Now, the B Street has launched the Children’s Theatre of California, offering shows year-round, with weekday matinees for school field trips and with public performances on weekends.

The Children’s Theatre’s first offering clearly is intended as a sample of what’s in store. Lilly’s Purple Plastic Purse was adapted by National Public Radio commentator Kevin Kling from Kevin Henkes’ popular picture book about a girl whose show-and-tell experience is wrecked by her teacher, Mr. Slinger, when she speaks out of turn in his class. Unlike Fantasy Theatre shows, with the “show-to-go” concept in which everything fits in a van, this production of Lilly’s Purple Plastic Purse is a fully mounted show with a cast of nine—bigger than the typical B Street cast—that includes three Equity actors and several grads from university theater programs.

The show also features theatrical lighting; plenty of imaginative, colorful costumes and props; and a musician/composer at the keyboard. In other words, it’s got the bells and whistles you expect from a professional piece of theater. Hence the ticket prices: $15 for children and $20 for adults, comparable to regular B Street shows.

There are, of course, some modifications. Lilly’s Purple Plastic Purse runs in two sections of about 35 to 40 minutes each, with an intermission (restroom break) in between. And the humor is geared toward kids—director Buck Busfield says he’s targeting ages 5 through 13, but he leans toward the younger end of that range. As with many children’s stories, this one has a moral.

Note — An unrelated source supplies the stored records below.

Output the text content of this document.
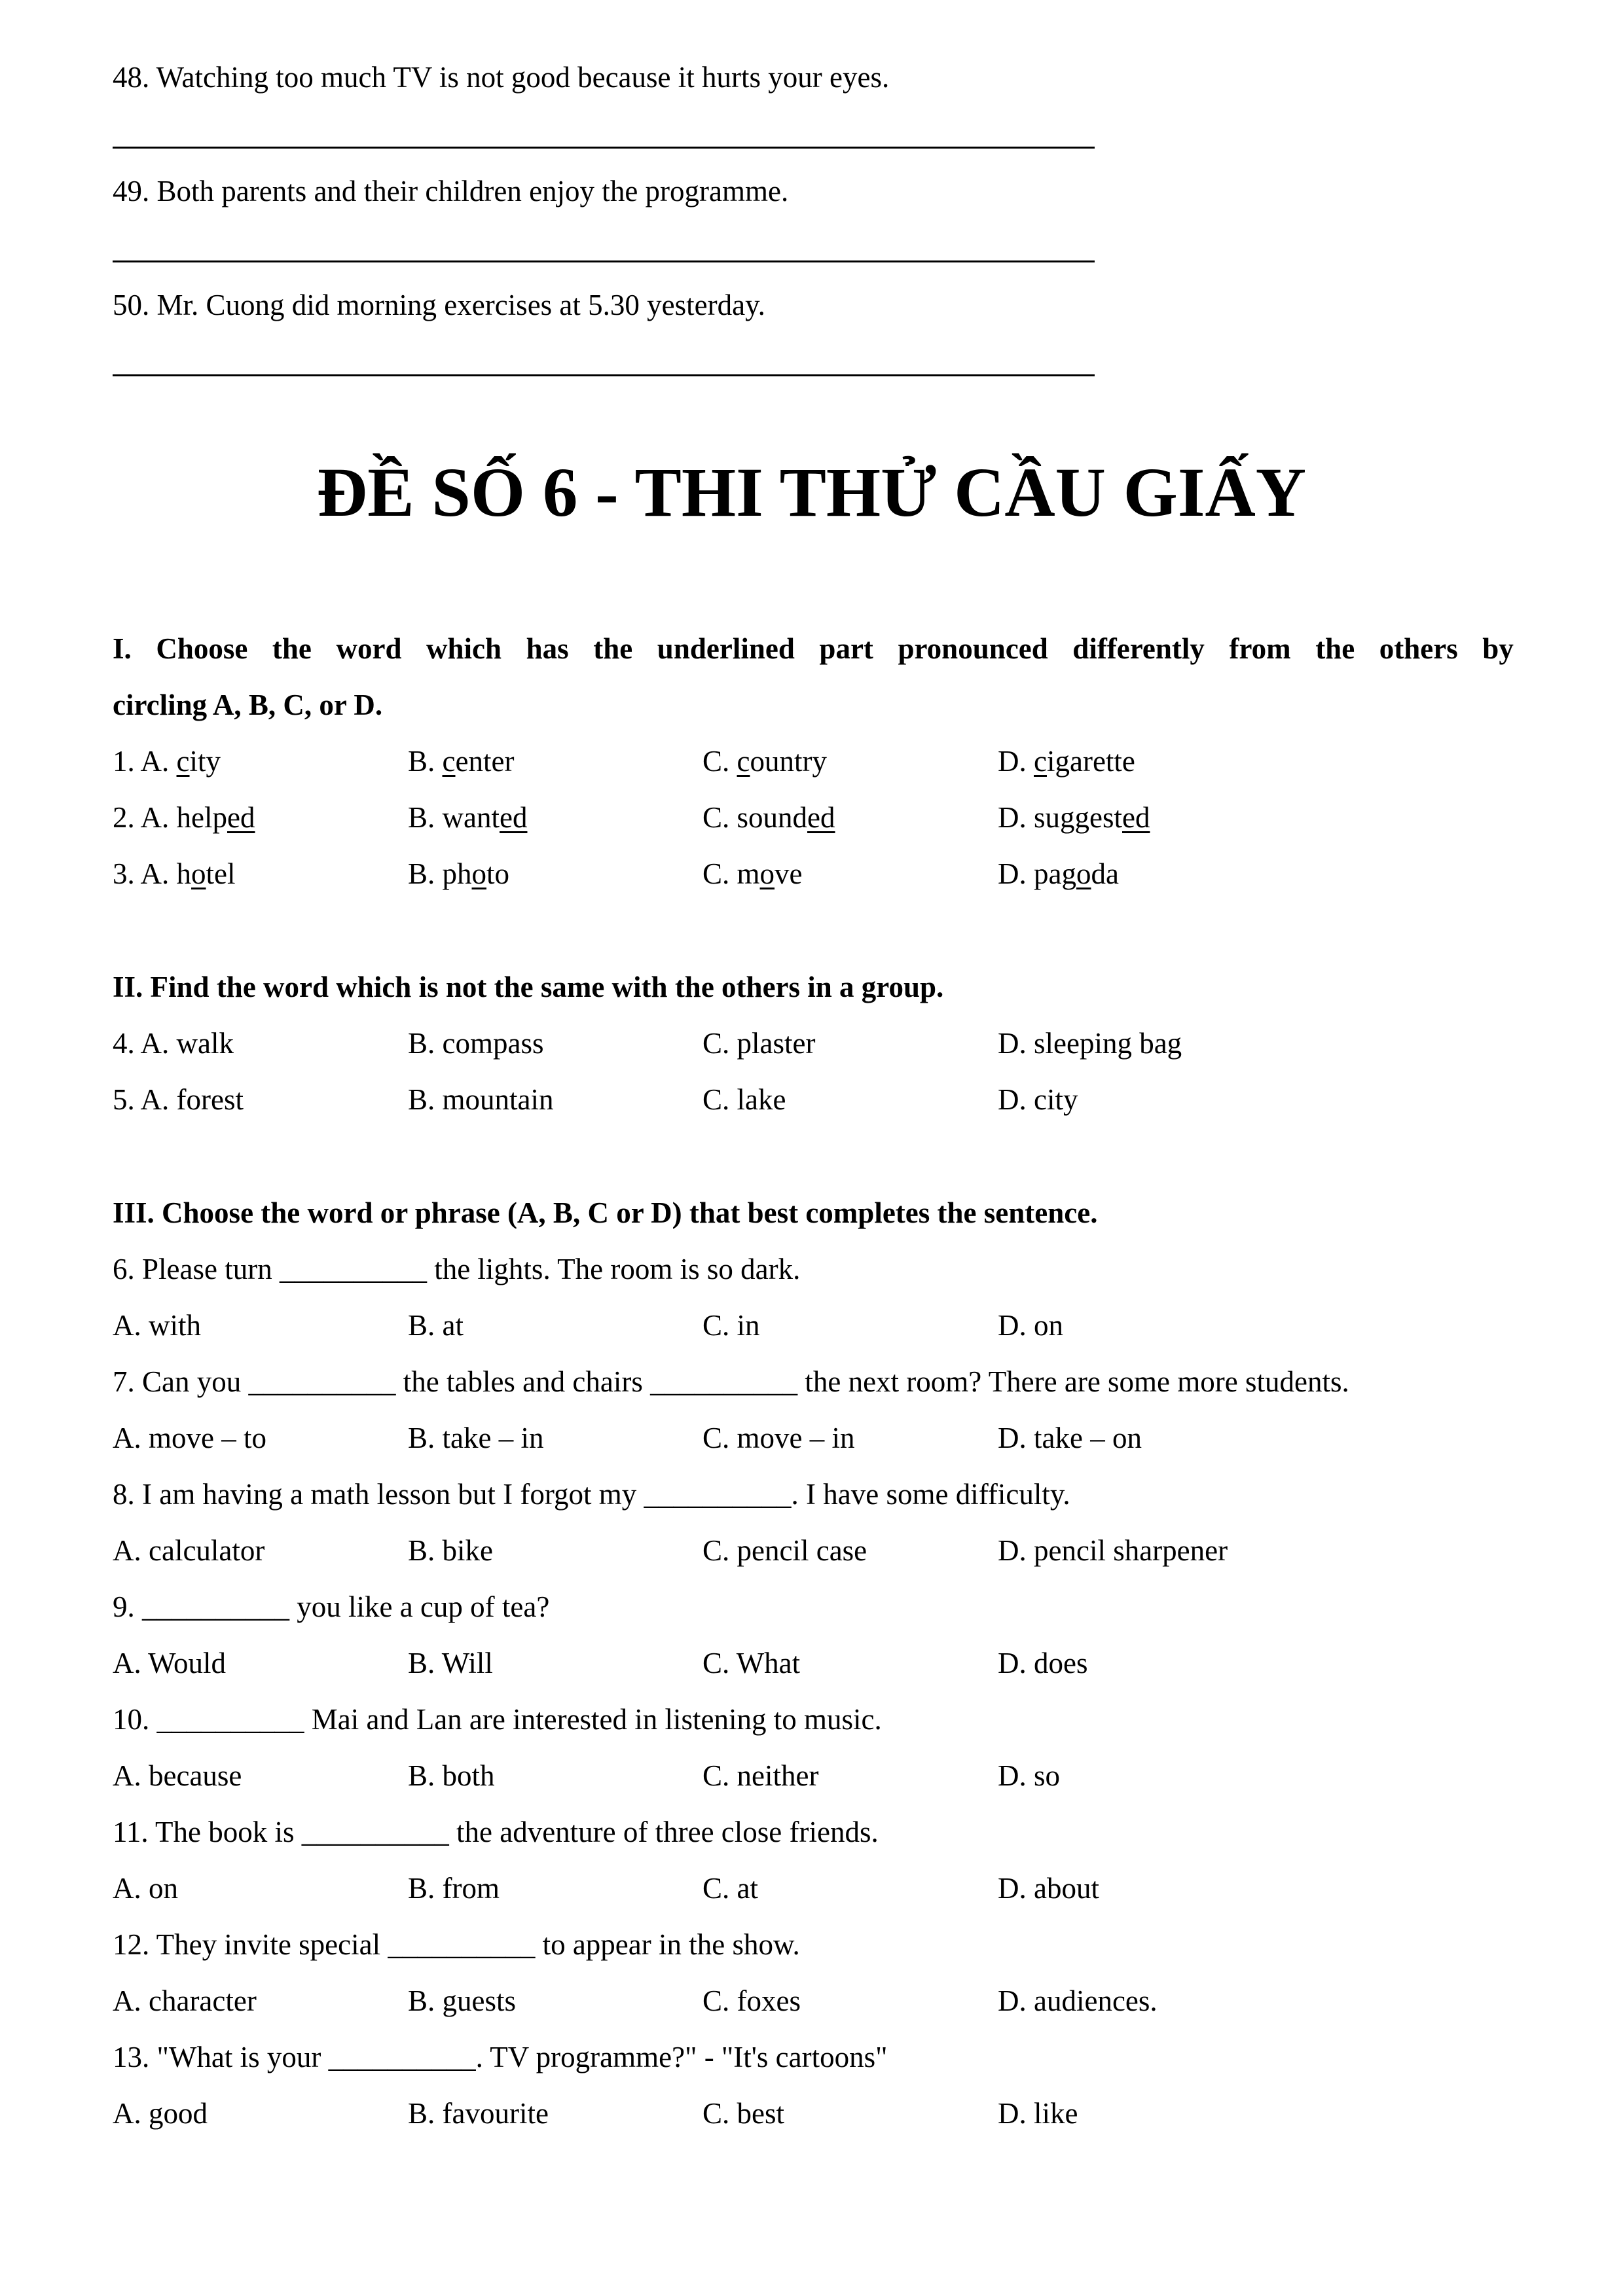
48. Watching too much TV is not good because it hurts your eyes.
49. Both parents and their children enjoy the programme.
50. Mr. Cuong did morning exercises at 5.30 yesterday.
ĐỀ SỐ 6 - THI THỬ CẦU GIẤY
I. Choose the word which has the underlined part pronounced differently from the others by
circling A, B, C, or D.
1. A. city	B. center	C. country	D. cigarette
2. A. helped	B. wanted	C. sounded	D. suggested
3. A. hotel	B. photo	C. move	D. pagoda
II. Find the word which is not the same with the others in a group.
4. A. walk	B. compass	C. plaster	D. sleeping bag
5. A. forest	B. mountain	C. lake	D. city
III. Choose the word or phrase (A, B, C or D) that best completes the sentence.
6. Please turn __________ the lights. The room is so dark.
A. with	B. at	C. in	D. on
7. Can you __________ the tables and chairs __________ the next room? There are some more students.
A. move – to	B. take – in	C. move – in	D. take – on
8. I am having a math lesson but I forgot my __________. I have some difficulty.
A. calculator	B. bike	C. pencil case	D. pencil sharpener
9. __________ you like a cup of tea?
A. Would	B. Will	C. What	D. does
10. __________ Mai and Lan are interested in listening to music.
A. because	B. both	C. neither	D. so
11. The book is __________ the adventure of three close friends.
A. on	B. from	C. at	D. about
12. They invite special __________ to appear in the show.
A. character	B. guests	C. foxes	D. audiences.
13. "What is your __________. TV programme?" - "It's cartoons"
A. good	B. favourite	C. best	D. like
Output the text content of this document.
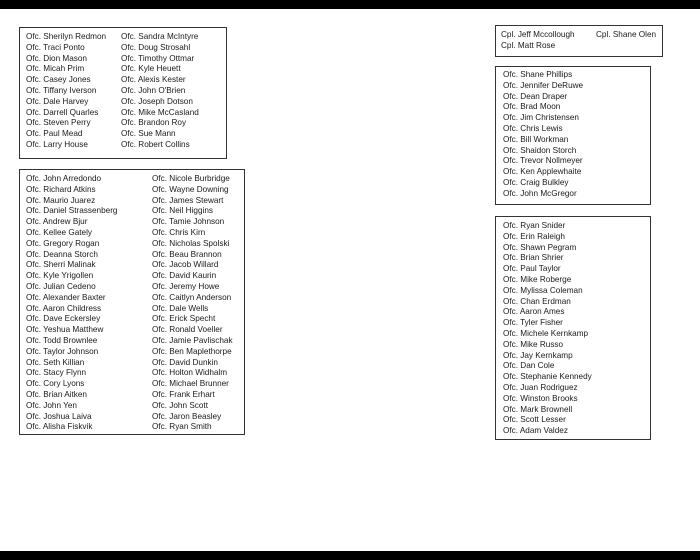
Ofc. Sherilyn Redmon
Ofc. Traci Ponto
Ofc. Dion Mason
Ofc. Micah Prim
Ofc. Casey Jones
Ofc. Tiffany Iverson
Ofc. Dale Harvey
Ofc. Darrell Quarles
Ofc. Steven Perry
Ofc. Paul Mead
Ofc. Larry House
Ofc. Sandra McIntyre
Ofc. Doug Strosahl
Ofc. Timothy Ottmar
Ofc. Kyle Heuett
Ofc. Alexis Kester
Ofc. John O'Brien
Ofc. Joseph Dotson
Ofc. Mike McCasland
Ofc. Brandon Roy
Ofc. Sue Mann
Ofc. Robert Collins
Ofc. John Arredondo
Ofc. Richard Atkins
Ofc. Maurio Juarez
Ofc. Daniel Strassenberg
Ofc. Andrew Bjur
Ofc. Kellee Gately
Ofc. Gregory Rogan
Ofc. Deanna Storch
Ofc. Sherri Malinak
Ofc. Kyle Yrigollen
Ofc. Julian Cedeno
Ofc. Alexander Baxter
Ofc. Aaron Childress
Ofc. Dave Eckersley
Ofc. Yeshua Matthew
Ofc. Todd Brownlee
Ofc. Taylor Johnson
Ofc. Seth Killian
Ofc. Stacy Flynn
Ofc. Cory Lyons
Ofc. Brian Aitken
Ofc. John Yen
Ofc. Joshua Laiva
Ofc. Alisha Fiskvik
Ofc. Nicole Burbridge
Ofc. Wayne Downing
Ofc. James Stewart
Ofc. Neil Higgins
Ofc. Tamie Johnson
Ofc. Chris Kirn
Ofc. Nicholas Spolski
Ofc. Beau Brannon
Ofc. Jacob Willard
Ofc. David Kaurin
Ofc. Jeremy Howe
Ofc. Caitlyn Anderson
Ofc. Dale Wells
Ofc. Erick Specht
Ofc. Ronald Voeller
Ofc. Jamie Pavlischak
Ofc. Ben Maplethorpe
Ofc. David Dunkin
Ofc. Holton Widhalm
Ofc. Michael Brunner
Ofc. Frank Erhart
Ofc. John Scott
Ofc. Jaron Beasley
Ofc. Ryan Smith
Cpl. Jeff Mccollough
Cpl. Matt Rose
Cpl. Shane Olen
Ofc. Shane Phillips
Ofc. Jennifer DeRuwe
Ofc. Dean Draper
Ofc. Brad Moon
Ofc. Jim Christensen
Ofc. Chris Lewis
Ofc. Bill Workman
Ofc. Shaidon Storch
Ofc. Trevor Nollmeyer
Ofc. Ken Applewhaite
Ofc. Craig Bulkley
Ofc. John McGregor
Ofc. Ryan Snider
Ofc. Erin Raleigh
Ofc. Shawn Pegram
Ofc. Brian Shrier
Ofc. Paul Taylor
Ofc. Mike Roberge
Ofc. Mylissa Coleman
Ofc. Chan Erdman
Ofc. Aaron Ames
Ofc. Tyler Fisher
Ofc. Michele Kernkamp
Ofc. Mike Russo
Ofc. Jay Kernkamp
Ofc. Dan Cole
Ofc. Stephanie Kennedy
Ofc. Juan Rodriguez
Ofc. Winston Brooks
Ofc. Mark Brownell
Ofc. Scott Lesser
Ofc. Adam Valdez
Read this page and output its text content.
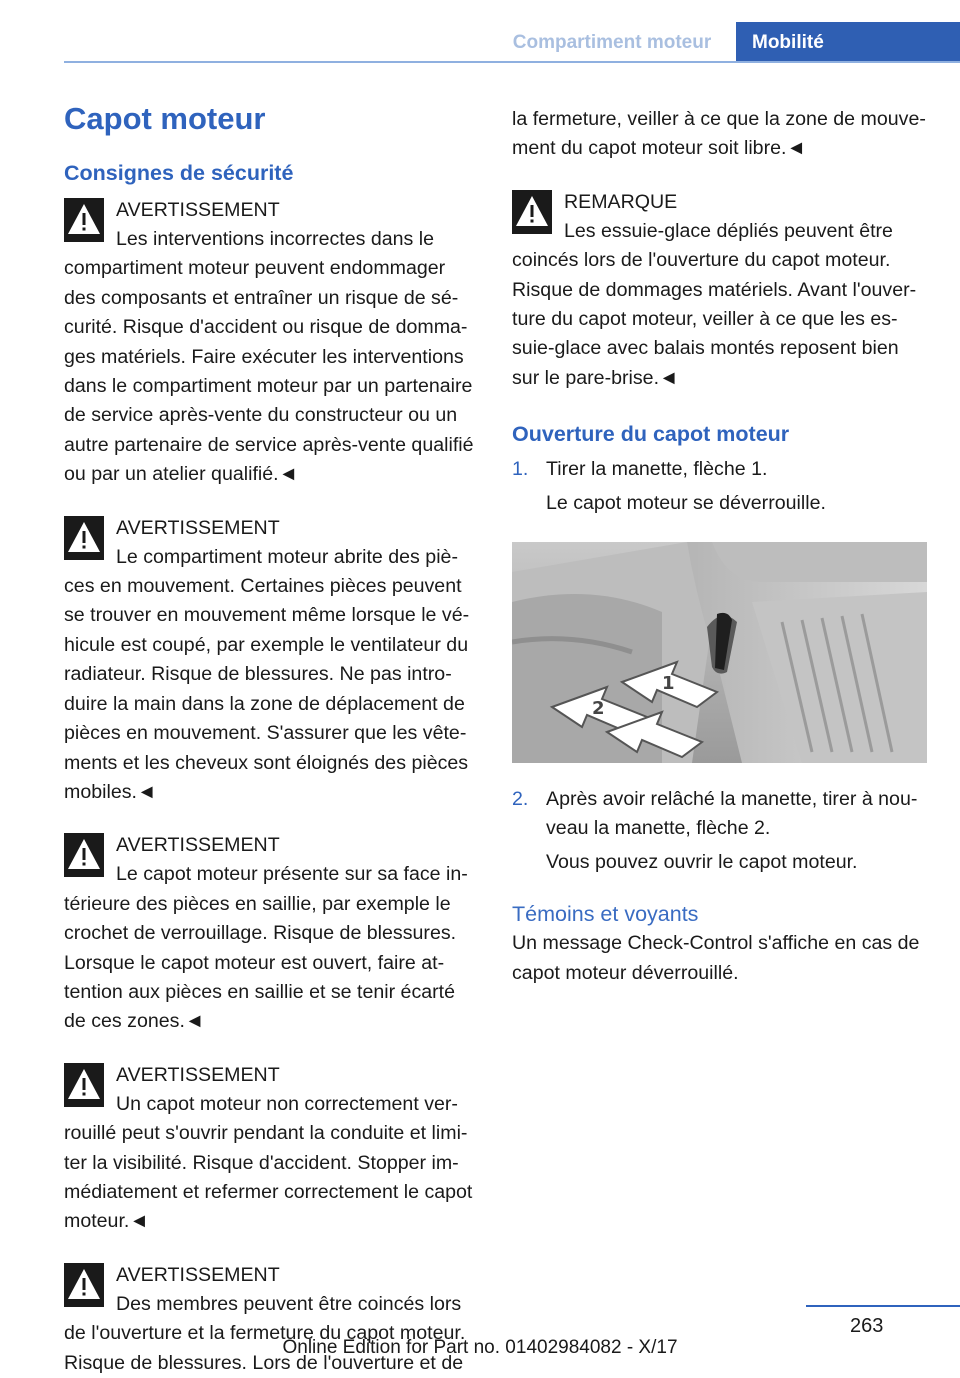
Compartiment moteur	Mobilité
Capot moteur
Consignes de sécurité
AVERTISSEMENT

Les interventions incorrectes dans le compartiment moteur peuvent endommager des composants et entraîner un risque de sé-curité. Risque d'accident ou risque de domma-ges matériels. Faire exécuter les interventions dans le compartiment moteur par un partenaire de service après-vente du constructeur ou un autre partenaire de service après-vente qualifié ou par un atelier qualifié.◄

AVERTISSEMENT

Le compartiment moteur abrite des piè-ces en mouvement. Certaines pièces peuvent se trouver en mouvement même lorsque le vé-hicule est coupé, par exemple le ventilateur du radiateur. Risque de blessures. Ne pas intro-duire la main dans la zone de déplacement de pièces en mouvement. S'assurer que les vête-ments et les cheveux sont éloignés des pièces mobiles.◄

AVERTISSEMENT

Le capot moteur présente sur sa face in-térieure des pièces en saillie, par exemple le crochet de verrouillage. Risque de blessures. Lorsque le capot moteur est ouvert, faire at-tention aux pièces en saillie et se tenir écarté de ces zones.◄

AVERTISSEMENT

Un capot moteur non correctement ver-rouillé peut s'ouvrir pendant la conduite et limi-ter la visibilité. Risque d'accident. Stopper im-médiatement et refermer correctement le capot moteur.◄

AVERTISSEMENT

Des membres peuvent être coincés lors de l'ouverture et la fermeture du capot moteur. Risque de blessures. Lors de l'ouverture et de

la fermeture, veiller à ce que la zone de mouve-ment du capot moteur soit libre.◄

REMARQUE

Les essuie-glace dépliés peuvent être coincés lors de l'ouverture du capot moteur. Risque de dommages matériels. Avant l'ouver-ture du capot moteur, veiller à ce que les es-suie-glace avec balais montés reposent bien sur le pare-brise.◄

Ouverture du capot moteur
1. Tirer la manette, flèche 1.
Le capot moteur se déverrouille.
1
2
2. Après avoir relâché la manette, tirer à nou-veau la manette, flèche 2.
Vous pouvez ouvrir le capot moteur.
Témoins et voyants

Un message Check-Control s'affiche en cas de capot moteur déverrouillé.

263
Online Edition for Part no. 01402984082 - X/17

It’s a slickly produced, briskly paced effort, with lots of smoothly timed, escalating sequences of related words and action, fantasy sequences with eye-appealing visuals (characters who emerge through a hidden door, and neat stuff that drops down from above) and even a scooter and a small fleet of bicycles going ’round the stage. And there’s a brief break-dancing sequence with up-tempo, percussive music—long a feature in Fantasy Theatre shows and now carried over to this venue.

Actress Tate Hanyok brims with spunky energy in the title role, backed up effectively by the duo of John Lamb and Peter Story—one little and one big, sort of like Abbott and Costello. Erin Ailstock does a lot with her nearly wordless role as Lilly’s baby brother. And ain’t it great to see sibling rivalry onstage?